Her chauffeur had driven Trace and her to and from the university that Friday. Mara refused to admit it to Trace, but she was completely exhausted by dinnertime, and fell asleep right afterward. When she woke Saturday morning Alec was there and Trace had disappeared. He hadn’t returned until late Tuesday night, long after she’d gone to bed. He’d shown up for duty right on time yesterday morning and did his job with his usual thoroughness and efficiency, but the man she’d come to know, the man hidden inside the one the rest of the world saw, was gone.
He wouldn’t even talk to her. She’d tried to initiate a conversation with him yesterday, but after several monosyllabic answers she’d given up. And today was no better. He hadn’t uttered a single word other than what was absolutely necessary. Now he sat in a chair by the door, ostensibly reading one of the three newspapers he always carried with him, but he hadn’t turned a page for the past hour.

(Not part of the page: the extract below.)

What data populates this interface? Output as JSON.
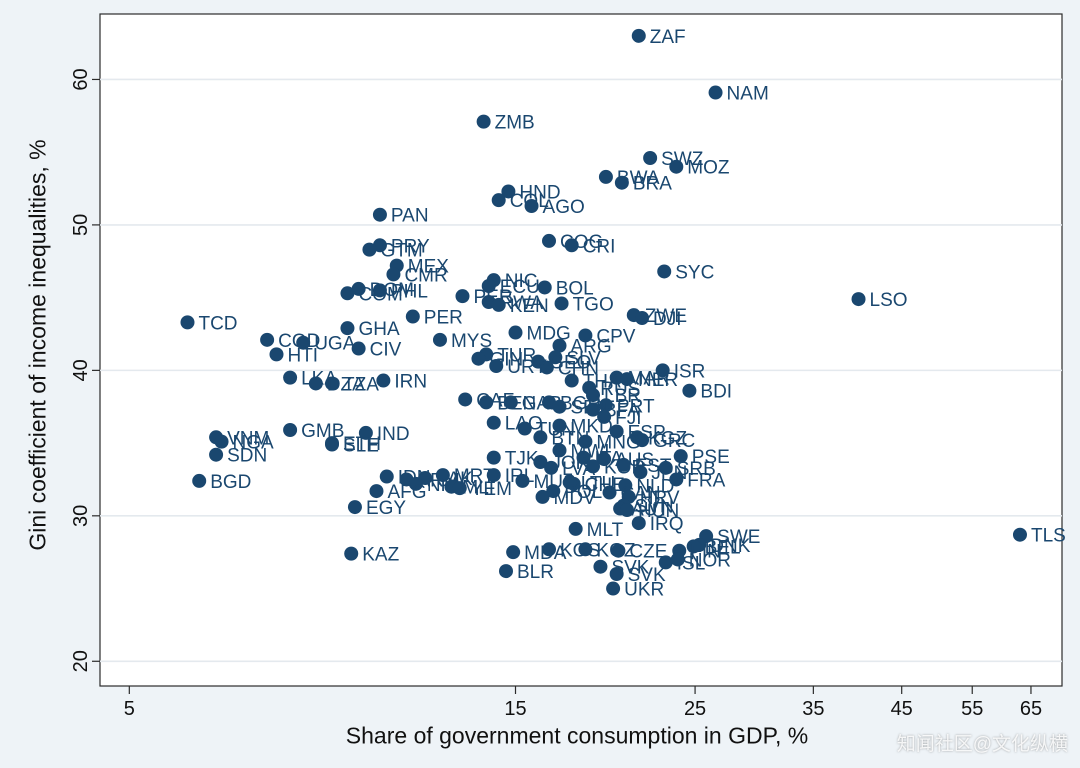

Mara sighed and double-checked the grades she’d already posted via computer. No mistakes there. She felt a little thrill of pride that every one of her students had done no worse than pass. She had her share of weak students in her calculus class, not to mention her share of malingerers, but somehow she’d pulled it off. Her tests weren’t easy, and she had a reputation as a tough but fair grader. Mathematics wasn’t a “fuzzy” subject, after all—the answers were what the answers were, and that was that. But she’d patiently tutored the weak students, and somehow had managed to either inspire the malingerers or put the fear of God into them—not a single student had failed. And she had a handful of incredibly gifted students in her graduate classes who were her pride and joy as a professor.